Today's Papers

Marine Corpse Maneuvers

USA Today

leads with the acquittal of Marine pilot Richard Ashby in connection with the deaths of 20 people that occurred when the airplane he was piloting struck an Italian ski lift in 1998. The story is also top front with pictures at the other majors. The New York Times and Washington Post go with the announcement yesterday by Republican congressional leaders that their budget plan will set aside money for Social Security while also providing for a tax cut. The Post says this is a vague proposal, with the size of the tax cut still undefined. But the paper does say that over the next ten years, the GOP aims to use all the non-Social Security budget surplus for tax relief, while President Clinton would devote some of it to Medicare, special savings accounts, and extra defense and domestic spending. The NYT says the GOP proposed tax cut before the 2000 election will be quite modest, growing to “historic” dimensions only in subsequent years. The Los Angeles Times leads with bad news for California’s schools: low reading scores. The death of former Supreme Court justice Harry Blackmun, age 90, makes everybody’s front, the headlines making it clear that his authorship of the Roe v. Wade opinion is at this point viewed as his signal legacy.

USAT reports that Ashby’s mother and sister squealed with joy at the verdict, but that Ashby took the news undemonstratively. (The paper says he was sitting when the verdict was read. Unlikely. The other papers have him standing.) Relatives of the victims, says USAT, sat in “shocked silence.” USAT, the WP and LAT report that the Italian prime minister, in the U.S. to meet today with President Clinton, said he was “baffled” by the verdict. The NYT says he was “infuriated.”

The WP and NYT make it clear just how sweeping the acquittal was: Not only was Ashby cleared of involuntary manslaughter and negligent homicide but also of charges of dereliction of duty and destruction of property, even though he was flying lower and faster than the rules allowed. None of the papers mention it, but the trial outcome is part of a disturbing recent trend in U.S. military justice. What do the U.S. Navy shootdown of an Iranian airliner, the “friendly fire” missile attacks on Allied troops during the Gulf War, the Tailhook sexual assaults, and the U.S. Air Force shootdown of two U.S. Army helicopters in the Iraqi no-fly zone all have in common? Miraculously, the military justice system found that none of these actions was anybody’s fault.

The LAT lead says a new federal assessment of California’s fourth graders’ reading skills shows that only 20 percent of them are proficient readers, putting the state second to last (only in front of Hawaii) in the nation in this category.

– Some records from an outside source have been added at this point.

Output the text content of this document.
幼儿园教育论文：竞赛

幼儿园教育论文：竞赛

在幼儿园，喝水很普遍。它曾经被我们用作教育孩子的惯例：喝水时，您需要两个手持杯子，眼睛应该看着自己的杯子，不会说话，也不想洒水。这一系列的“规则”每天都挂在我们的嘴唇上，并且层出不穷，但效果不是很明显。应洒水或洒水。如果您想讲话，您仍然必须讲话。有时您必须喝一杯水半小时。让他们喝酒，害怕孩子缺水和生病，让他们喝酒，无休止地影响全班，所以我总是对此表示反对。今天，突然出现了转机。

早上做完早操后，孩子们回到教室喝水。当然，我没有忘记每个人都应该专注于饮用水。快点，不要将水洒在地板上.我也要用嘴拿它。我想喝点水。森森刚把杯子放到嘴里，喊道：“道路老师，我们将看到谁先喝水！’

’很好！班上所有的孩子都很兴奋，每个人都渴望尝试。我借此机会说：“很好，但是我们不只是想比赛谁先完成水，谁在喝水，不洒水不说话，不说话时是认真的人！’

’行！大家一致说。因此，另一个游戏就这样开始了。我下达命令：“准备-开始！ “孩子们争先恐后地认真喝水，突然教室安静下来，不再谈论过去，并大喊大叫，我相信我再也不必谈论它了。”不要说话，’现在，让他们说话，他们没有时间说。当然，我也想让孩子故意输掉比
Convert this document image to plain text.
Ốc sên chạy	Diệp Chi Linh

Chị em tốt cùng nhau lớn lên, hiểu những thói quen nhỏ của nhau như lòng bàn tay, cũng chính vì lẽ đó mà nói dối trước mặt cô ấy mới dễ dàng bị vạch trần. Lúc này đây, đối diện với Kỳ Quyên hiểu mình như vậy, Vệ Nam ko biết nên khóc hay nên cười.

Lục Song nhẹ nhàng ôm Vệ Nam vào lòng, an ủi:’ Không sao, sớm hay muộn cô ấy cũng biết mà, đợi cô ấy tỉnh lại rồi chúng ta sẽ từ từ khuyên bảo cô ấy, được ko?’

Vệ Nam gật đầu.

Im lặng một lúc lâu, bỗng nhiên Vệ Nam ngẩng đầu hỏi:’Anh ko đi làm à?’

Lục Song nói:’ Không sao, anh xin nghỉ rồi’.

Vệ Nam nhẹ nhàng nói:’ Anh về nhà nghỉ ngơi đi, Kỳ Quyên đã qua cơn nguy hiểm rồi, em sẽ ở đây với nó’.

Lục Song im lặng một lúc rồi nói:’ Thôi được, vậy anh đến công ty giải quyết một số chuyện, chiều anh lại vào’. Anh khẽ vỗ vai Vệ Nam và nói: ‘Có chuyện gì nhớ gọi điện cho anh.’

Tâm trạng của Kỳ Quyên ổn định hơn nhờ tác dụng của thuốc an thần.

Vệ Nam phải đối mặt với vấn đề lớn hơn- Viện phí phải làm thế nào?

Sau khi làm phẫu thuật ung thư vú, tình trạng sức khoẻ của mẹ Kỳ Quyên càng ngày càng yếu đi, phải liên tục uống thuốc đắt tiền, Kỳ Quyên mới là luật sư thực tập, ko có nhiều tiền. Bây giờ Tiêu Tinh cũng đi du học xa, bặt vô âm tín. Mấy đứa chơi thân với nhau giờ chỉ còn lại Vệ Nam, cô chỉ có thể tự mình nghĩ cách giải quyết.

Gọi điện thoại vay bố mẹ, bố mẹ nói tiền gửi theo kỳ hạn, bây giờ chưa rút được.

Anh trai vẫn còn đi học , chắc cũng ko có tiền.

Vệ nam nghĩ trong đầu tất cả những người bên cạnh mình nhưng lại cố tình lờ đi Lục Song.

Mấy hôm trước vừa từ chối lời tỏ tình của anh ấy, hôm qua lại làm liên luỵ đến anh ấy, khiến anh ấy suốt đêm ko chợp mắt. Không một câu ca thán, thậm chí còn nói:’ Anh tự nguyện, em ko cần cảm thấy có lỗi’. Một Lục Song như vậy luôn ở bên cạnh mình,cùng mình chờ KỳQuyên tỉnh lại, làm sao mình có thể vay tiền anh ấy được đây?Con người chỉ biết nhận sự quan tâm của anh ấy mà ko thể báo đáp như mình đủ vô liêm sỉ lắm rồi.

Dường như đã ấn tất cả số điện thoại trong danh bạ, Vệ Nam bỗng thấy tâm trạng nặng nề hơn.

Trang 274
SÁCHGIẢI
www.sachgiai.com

As if realizing what the study suggests about the cognitive prowess of LAT readers, the paper points out that the federal assessment “also” showed that eighty percent of the state’s fourth graders are not proficient readers.

The Wall Street Journal main “Politics and Policy” piece argues that President Clinton’s decision to keep his distance from the press in the wake of the Lewinsky and Broaddrick allegations has hurt the public’s understanding of his policies. And will hurt historians’ understanding of them as well.

Follow up: Yesterday, in discussing the Supreme Court ruling that physically disabled children are entitled to the provision of publicly-funded continuous classroom care, this space wondered how it was that none of the papers covering the decision seemed at all curious about how the disabled boy in the case could have been paralyzed in a motorcycle accident as a four-year-old. Well, Today’s Papers couldn’t take it any more and quickly found out some further interesting facts: The boy was injured when, after his father put him on the back of a motorcycle, the baby blanket that the father placed around his shoulders became entwined with the cycle’s drive shaft, breaking the boy’s neck and snapping his spinal cord. The parents sued the motorcycle manufacturer and accepted a settlement offer of $1.3 million. Leaving aside the question of how it is that anything about the motorcycle design or manufacture could have been nearly as implicated as the father’s ill-advised decision to put the four-year-old on a motorcycle, it should be noted that that $1.3 million was primarily proffered to pay for the costs entailed by the boy’s injury. Hence, here’s a crucial fact not reported in any of yesterday’s stories: the parents had already been given more than enough money (by their own estimate) to provide for the additional cost of keeping him in a mainstream classroom.

The WP reports on one rather peculiar preparation made for Clinton’s visit to the Interior Department yesterday. Seems Interior honchos decided to use a 5-foot-wide version of the departmental seal as the event backdrop, a seal featuring blue, snow-capped mountains, an orange sunset, and a buffalo grazing. Problem was, it was discovered late in the game that the buffalo is an anatomically correct he. And that Clinton when he spoke at Interior would be standing, wags the Post, “right near its anatomical correctness.” Hence the last-minute airbrush job by government workers, avoiding the appearance of any interspecies sensuous gestures.